Something was terribly, terribly wrong if he was being tender. Sure, he'd sometimes stroke her gently, but she figured that was what happened in the heat of the moment, and he never took the time just to touch her, and certainly not her face. She tilted her head, her hair falling in her eyes, and said, "What?"

He said, "I don't know," and leaned forward and kissed her, softly this time, slowly, heat pouring into her mouth and traveling leisurely down to her toes, giving her time to acclimate to it, to slip her arms around him and bring him closer. He kissed her again, a little more insistently, and each kiss made her more and more like putty in his arms until she had to break away.

It gave him an opening, and the next thing she knew they were both shirtless and stumbling, kissing haphazardly; her mouth found his ear, the crown of his head as he dropped his head to her breasts, planting kisses on her bare skin, hard and taut in the brisk air. She operated on pure sensation, exhaustion shoving any other considerations to the side, but she didn't know where to touch or kiss or caress, didn't know how to soothe his increasingly frantic kisses. Her back hit a tree and she felt the bark scraping her flesh; she tangled her fingers in his hair and tugged his face back up to hers, kissing him, pulling at his lips as her palms held him in place, and he kissed her back with a softness at odds with his harsh breath, with the way his fingers dug into her thighs as he pulled her up, pushing her into the tree. Everything—from the cold night air to their utter exposure under the moonlight—felt new, somehow, from the way the muscles in his back shifted under her hands, to the near-violent desperation with which he drove himself, to—

"Laura?" he whispered in her ear, and she nearly lost it; the sound of her name in his deep, ragged drawl was so utterly strange and yet utterly welcome that she could barely manage an "uh-huh?" to answer him.

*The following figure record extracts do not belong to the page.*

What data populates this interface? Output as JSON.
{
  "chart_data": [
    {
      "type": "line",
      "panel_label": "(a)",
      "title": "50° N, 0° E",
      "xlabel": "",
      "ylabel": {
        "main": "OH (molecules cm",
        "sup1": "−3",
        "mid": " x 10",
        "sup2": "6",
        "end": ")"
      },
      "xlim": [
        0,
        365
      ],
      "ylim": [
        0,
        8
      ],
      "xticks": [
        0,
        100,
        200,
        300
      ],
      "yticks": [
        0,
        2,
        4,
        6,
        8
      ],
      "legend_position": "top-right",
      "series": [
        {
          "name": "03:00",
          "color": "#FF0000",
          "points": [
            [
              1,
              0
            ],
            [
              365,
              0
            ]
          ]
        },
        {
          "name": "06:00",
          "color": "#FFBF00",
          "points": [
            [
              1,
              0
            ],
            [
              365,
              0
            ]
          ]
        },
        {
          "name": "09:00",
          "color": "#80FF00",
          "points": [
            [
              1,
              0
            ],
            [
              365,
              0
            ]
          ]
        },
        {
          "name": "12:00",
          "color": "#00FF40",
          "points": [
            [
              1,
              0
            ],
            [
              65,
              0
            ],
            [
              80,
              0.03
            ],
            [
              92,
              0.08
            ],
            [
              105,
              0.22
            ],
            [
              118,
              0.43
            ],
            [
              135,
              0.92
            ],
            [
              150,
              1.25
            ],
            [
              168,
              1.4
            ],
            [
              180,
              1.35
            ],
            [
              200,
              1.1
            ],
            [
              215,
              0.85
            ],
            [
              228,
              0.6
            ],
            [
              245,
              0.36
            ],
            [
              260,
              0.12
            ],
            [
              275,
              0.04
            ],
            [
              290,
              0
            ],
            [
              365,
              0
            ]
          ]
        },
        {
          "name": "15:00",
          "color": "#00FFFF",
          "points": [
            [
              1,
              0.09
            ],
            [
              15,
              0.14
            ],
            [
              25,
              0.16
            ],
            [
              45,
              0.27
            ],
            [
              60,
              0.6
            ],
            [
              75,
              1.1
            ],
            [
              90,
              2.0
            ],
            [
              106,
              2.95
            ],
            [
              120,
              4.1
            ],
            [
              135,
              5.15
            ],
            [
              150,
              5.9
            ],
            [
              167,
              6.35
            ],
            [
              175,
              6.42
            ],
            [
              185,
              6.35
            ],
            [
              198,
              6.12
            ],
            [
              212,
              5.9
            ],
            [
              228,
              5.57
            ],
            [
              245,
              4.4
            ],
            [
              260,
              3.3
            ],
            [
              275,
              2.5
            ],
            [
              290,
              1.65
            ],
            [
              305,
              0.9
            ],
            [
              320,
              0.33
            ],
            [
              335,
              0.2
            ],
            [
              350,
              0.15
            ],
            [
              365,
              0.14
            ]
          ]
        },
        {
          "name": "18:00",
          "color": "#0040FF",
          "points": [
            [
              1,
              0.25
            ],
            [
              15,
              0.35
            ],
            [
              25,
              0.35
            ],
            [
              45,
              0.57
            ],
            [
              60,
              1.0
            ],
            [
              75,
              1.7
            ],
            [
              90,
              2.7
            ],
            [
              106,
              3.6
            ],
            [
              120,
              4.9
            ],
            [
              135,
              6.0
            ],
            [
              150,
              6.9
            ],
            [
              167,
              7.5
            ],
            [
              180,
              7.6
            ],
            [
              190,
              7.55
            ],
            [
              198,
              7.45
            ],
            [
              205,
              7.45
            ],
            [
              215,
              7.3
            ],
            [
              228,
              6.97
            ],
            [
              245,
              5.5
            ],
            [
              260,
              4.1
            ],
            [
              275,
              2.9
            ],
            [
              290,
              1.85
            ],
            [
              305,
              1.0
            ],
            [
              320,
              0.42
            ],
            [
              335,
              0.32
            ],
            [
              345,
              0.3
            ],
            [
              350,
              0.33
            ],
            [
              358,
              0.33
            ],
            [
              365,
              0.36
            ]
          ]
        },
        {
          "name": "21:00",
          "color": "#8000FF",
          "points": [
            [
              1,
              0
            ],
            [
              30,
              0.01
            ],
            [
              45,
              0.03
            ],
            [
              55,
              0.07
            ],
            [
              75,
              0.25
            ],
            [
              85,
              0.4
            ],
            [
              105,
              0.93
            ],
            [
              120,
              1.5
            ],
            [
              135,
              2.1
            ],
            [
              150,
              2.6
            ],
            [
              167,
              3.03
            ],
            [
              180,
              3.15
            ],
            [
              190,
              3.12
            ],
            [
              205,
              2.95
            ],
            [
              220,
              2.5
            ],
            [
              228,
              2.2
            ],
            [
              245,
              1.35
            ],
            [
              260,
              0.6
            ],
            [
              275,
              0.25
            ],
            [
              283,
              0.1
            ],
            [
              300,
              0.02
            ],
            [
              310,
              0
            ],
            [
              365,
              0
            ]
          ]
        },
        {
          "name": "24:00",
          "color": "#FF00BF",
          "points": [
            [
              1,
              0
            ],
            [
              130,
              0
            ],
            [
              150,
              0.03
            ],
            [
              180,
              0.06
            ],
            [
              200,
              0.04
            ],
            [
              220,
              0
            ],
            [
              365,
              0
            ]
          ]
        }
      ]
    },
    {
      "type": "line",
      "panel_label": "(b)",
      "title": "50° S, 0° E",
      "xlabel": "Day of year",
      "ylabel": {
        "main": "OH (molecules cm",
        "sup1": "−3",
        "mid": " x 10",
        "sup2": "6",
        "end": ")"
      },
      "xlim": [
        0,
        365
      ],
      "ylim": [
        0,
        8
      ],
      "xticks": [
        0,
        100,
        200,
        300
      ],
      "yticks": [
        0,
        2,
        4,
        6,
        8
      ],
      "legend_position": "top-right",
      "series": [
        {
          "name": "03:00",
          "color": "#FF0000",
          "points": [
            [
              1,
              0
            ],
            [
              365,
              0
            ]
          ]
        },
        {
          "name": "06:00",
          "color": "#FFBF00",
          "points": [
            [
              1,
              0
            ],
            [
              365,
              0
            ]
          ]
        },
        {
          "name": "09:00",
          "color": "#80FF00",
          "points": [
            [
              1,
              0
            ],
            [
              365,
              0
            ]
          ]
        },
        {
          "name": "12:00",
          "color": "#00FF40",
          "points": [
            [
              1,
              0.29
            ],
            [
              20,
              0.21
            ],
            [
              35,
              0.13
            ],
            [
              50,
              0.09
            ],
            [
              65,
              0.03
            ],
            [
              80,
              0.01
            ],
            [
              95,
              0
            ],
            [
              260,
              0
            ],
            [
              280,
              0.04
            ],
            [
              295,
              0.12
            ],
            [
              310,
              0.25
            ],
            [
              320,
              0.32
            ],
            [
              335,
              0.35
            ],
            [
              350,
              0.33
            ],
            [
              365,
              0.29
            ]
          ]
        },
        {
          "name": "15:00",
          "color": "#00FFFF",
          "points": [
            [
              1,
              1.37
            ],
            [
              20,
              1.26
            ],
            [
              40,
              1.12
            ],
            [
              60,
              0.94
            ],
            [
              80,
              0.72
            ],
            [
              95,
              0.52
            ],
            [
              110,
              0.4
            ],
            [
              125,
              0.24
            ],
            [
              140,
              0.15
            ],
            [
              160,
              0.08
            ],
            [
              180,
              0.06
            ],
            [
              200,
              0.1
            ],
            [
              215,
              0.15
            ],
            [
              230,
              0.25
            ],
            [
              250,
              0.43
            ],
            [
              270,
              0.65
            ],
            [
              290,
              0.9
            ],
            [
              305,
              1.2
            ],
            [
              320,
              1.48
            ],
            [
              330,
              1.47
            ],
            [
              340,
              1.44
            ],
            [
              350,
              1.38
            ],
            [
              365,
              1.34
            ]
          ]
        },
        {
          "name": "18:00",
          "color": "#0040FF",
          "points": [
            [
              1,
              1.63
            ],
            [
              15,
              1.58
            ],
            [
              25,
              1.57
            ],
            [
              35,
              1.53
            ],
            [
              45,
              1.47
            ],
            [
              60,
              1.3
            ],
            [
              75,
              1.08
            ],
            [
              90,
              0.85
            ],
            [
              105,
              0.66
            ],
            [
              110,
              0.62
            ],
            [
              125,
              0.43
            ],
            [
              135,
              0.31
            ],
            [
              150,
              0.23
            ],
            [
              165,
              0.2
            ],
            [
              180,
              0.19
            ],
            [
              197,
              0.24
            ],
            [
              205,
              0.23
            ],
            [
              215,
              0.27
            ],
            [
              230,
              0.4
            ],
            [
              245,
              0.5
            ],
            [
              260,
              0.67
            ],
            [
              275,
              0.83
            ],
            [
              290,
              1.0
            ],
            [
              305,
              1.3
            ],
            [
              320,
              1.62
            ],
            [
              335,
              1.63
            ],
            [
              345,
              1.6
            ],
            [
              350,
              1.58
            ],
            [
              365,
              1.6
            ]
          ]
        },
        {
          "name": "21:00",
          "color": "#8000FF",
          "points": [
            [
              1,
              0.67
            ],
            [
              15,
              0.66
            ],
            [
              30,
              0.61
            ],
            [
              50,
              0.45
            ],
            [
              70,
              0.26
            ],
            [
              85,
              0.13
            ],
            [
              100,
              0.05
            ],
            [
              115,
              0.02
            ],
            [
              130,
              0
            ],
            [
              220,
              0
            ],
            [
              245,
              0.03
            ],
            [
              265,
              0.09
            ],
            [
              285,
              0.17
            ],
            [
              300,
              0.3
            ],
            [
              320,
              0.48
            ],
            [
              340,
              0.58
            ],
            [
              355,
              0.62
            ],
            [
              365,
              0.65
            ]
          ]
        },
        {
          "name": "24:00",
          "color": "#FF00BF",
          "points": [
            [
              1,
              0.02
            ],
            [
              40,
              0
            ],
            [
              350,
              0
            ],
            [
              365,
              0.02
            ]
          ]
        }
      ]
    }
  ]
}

He paused, and pulled away from her; the look in his eyes made her desperate to kiss him, to hold him, to do something to reassure him, but he closed his eyes and rested his forehead on her shoulder and simply said, "Laura," again, and then she was unaware of anything she couldn't touch (stubble against her neck) or taste (sweat off his shoulder) or hear (was that her voice, screaming?) or see (darkness, all around) or feel (oh gods oh gods oh gods).

They slipped down to a tangled mass of arms and legs on the ground, he sprawled half-atop her, both breathing heavily. Her fingers curled into the ground as he shifted once more, and the dirt beneath her fingertips was cool, and soft, and she took a deep breath and relished feeling alive.She relished the feeling of being underneath him, of feeling his chest heave and his heartbeat gradually slow; her fingers danced over his skin, sliding into his slick hair and drawing him more comfortably atop her. She was fully satisfied, and fully terrified.

"Bishop?" she whispered as he pillowed his head on her shoulder.

"Mm?" he said, burying his nose against her chest and inhaling.

She paused, still running her fingers through his hair, and finally said, "You said my name."

"Laura?"

Even in her doubled exhaustion, somewhere inside her she somehow managed to conjure up a shiver, a spark that combusted in her gut. "Yes."

He was quiet, one armed draped across her waist, his fingers absentmindedly tracing the curve of her hip. Her eyes fluttered closed and she instinctively pulled him closer; his other arm groped around and finally found a cloak to draw over them.

"'s a nice name," he said, so quietly she wasn't sure she heard him, and then he said, "Go to sleep, Laura."

Her name—in his voice—but she couldn't keep herself awake any longer to contemplate it, and slipped into a bone-weary sleep.